Epilepsy & Preventing Seizures

Epilepsy is a neurological disorder that is caused by nerve cell activity being disrupted inside the brain, which often leads to seizures. Seizures can manifest in very different ways, ranging from simply staring blankly for a few seconds to repeatedly twitching your arms and legs. However, no matter how mild, seizures can be very dangerous since they begin happening without warning and could occur during dangerous situations, such as while driving or swimming. While it can be difficult to stop seizures entirely, here are some tips for preventing their occurrence. 

Identify Triggers

Most epileptic seizures are associated with particular triggers or changes in your daily habits or routines. If you can learn to identify what triggers your seizures to occur, you can avoid these behaviors and hopefully prevent future seizures from happening as often. Some common behaviors and factors that often trigger epileptic seizures include:

  • Alcohol or drug abuse
  • Going through the process of quitting alcohol or drugs
  • Hormonal changes in women, often caused by pregnancy or menstruation
  • Stress, anxiety, or other emotional issues
  • Mental strain, such as solving a very complex problem
  • Change in medications, or skipping a dose of anti-seizure medication
  • An overstimulation of the senses, such as flashing light, watching television, playing video games, or working on a computer.
  • A change in your sleep schedule or significant sleep deprivation

Take Medications

Most people with epilepsy can become seizure-free, or at least decrease the frequency and intensity of their seizures by taking anti-epileptic medications. However, finding the right medication and dosage can be a very time consuming process. Things your doctor will consider include your condition, the frequency of your seizures, any other medications you may be taking, and your age.

Consider Surgery

If tests have been done that indicate your seizures are originating in a small, well-defined area of your brain that doesn’t interfere with any vital functions, then corrective surgery might be an option. During this procedure, your doctor would remove the area of your brain that is causing the seizures.
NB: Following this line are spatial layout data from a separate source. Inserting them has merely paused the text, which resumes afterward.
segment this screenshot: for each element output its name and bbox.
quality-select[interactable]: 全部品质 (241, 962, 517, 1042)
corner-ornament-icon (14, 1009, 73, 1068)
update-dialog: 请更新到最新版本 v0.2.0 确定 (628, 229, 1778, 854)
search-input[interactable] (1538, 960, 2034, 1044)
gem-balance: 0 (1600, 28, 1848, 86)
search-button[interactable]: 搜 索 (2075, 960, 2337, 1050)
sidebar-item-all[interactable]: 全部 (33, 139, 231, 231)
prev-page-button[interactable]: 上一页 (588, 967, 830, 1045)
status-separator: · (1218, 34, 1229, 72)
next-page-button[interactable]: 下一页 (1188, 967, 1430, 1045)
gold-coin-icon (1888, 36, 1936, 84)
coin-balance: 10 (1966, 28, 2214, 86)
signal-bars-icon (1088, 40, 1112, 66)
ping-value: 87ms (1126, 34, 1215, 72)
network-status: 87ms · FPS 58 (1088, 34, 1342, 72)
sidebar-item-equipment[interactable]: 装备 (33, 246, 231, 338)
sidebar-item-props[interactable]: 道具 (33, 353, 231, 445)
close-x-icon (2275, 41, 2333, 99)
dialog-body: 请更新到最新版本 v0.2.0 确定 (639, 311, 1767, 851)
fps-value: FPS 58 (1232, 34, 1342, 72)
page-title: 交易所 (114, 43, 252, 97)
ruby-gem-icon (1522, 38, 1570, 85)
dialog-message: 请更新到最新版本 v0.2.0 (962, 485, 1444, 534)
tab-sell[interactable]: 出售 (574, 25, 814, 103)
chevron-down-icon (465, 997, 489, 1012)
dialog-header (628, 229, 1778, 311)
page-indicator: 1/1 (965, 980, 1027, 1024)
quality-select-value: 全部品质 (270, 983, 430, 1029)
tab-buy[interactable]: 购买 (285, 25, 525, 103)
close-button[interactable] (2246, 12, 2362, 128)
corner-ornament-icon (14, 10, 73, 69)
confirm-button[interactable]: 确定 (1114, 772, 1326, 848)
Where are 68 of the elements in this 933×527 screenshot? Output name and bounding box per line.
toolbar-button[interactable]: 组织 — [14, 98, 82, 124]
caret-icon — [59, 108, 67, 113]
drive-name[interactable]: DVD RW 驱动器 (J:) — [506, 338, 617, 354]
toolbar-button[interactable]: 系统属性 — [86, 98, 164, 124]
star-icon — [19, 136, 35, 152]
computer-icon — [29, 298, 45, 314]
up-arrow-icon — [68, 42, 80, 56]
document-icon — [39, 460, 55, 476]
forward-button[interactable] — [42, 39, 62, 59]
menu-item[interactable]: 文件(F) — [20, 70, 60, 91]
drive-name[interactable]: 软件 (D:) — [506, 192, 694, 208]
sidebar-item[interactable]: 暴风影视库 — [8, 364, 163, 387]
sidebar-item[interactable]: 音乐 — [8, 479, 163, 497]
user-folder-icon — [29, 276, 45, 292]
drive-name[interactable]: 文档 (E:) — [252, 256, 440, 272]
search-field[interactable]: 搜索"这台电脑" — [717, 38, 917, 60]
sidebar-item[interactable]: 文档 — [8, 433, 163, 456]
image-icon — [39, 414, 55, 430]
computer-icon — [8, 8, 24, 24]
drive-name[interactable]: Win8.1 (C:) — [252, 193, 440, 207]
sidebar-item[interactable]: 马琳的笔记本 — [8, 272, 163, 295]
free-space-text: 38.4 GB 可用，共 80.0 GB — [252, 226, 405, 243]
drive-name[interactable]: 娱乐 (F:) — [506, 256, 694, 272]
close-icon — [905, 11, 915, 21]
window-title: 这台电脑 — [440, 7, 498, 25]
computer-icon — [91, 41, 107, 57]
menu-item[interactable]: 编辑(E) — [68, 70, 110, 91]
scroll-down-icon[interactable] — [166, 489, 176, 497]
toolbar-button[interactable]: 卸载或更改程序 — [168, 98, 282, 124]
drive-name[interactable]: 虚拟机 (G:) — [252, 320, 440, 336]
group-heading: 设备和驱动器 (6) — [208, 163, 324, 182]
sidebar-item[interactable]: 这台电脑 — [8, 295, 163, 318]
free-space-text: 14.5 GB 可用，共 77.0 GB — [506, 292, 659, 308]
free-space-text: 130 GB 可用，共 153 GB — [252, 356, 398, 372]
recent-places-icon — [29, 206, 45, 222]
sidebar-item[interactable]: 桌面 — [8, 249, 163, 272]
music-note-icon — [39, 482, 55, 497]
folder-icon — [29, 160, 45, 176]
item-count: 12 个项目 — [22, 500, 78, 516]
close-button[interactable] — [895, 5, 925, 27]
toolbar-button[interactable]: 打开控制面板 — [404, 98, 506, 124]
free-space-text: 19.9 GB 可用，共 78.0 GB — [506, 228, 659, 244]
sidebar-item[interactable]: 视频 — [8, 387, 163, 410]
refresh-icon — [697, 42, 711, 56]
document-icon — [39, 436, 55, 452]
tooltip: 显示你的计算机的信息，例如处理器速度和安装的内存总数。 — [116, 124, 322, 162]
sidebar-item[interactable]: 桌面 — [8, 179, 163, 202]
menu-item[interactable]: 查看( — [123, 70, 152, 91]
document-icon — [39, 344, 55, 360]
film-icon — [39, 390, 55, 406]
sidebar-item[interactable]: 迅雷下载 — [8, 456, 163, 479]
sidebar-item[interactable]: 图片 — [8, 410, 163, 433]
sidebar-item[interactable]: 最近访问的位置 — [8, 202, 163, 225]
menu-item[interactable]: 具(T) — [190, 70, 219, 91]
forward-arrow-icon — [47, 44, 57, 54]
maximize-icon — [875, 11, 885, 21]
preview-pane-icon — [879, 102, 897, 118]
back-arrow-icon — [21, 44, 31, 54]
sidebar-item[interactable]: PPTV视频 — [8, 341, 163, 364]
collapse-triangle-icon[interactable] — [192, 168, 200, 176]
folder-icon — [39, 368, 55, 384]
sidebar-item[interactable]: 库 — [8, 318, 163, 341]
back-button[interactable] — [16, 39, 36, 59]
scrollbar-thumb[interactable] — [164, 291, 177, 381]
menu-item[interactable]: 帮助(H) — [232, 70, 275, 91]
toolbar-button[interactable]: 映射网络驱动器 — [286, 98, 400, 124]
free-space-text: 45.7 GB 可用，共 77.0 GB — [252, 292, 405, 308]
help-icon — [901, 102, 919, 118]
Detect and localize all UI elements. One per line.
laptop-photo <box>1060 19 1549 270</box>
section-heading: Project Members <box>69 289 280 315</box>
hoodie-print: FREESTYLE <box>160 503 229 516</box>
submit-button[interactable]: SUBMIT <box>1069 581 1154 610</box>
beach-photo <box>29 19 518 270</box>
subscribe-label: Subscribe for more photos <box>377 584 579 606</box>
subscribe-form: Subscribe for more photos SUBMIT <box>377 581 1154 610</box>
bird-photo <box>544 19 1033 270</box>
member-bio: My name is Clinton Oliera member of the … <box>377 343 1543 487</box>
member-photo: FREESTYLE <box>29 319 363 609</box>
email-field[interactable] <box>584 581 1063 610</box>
If the seizures are originating in a part of your brain that cannot be removed, then your doctor might recommend a type of surgery that involves making several cuts to prevent the seizures from spreading to other parts of your brain.

Other Therapies

There are other types of therapies that can help to prevent seizures as well. These include:

  • Vagus nerve stimulation: This involves implanting a small device under the skin in your chest that is attached to the vagus nerve in your neck. The device sends bursts of electrical energy through the vagus nerve to your brain to prevent seizures from occurring. This device is usually successful at reducing seizures by 20% to 40%.
  • Ketogenic diet: This is an option that is popular among children with epilepsy. It involves following a strict diet that is high in fats and low in carbohydrates to reduce the risk of seizures.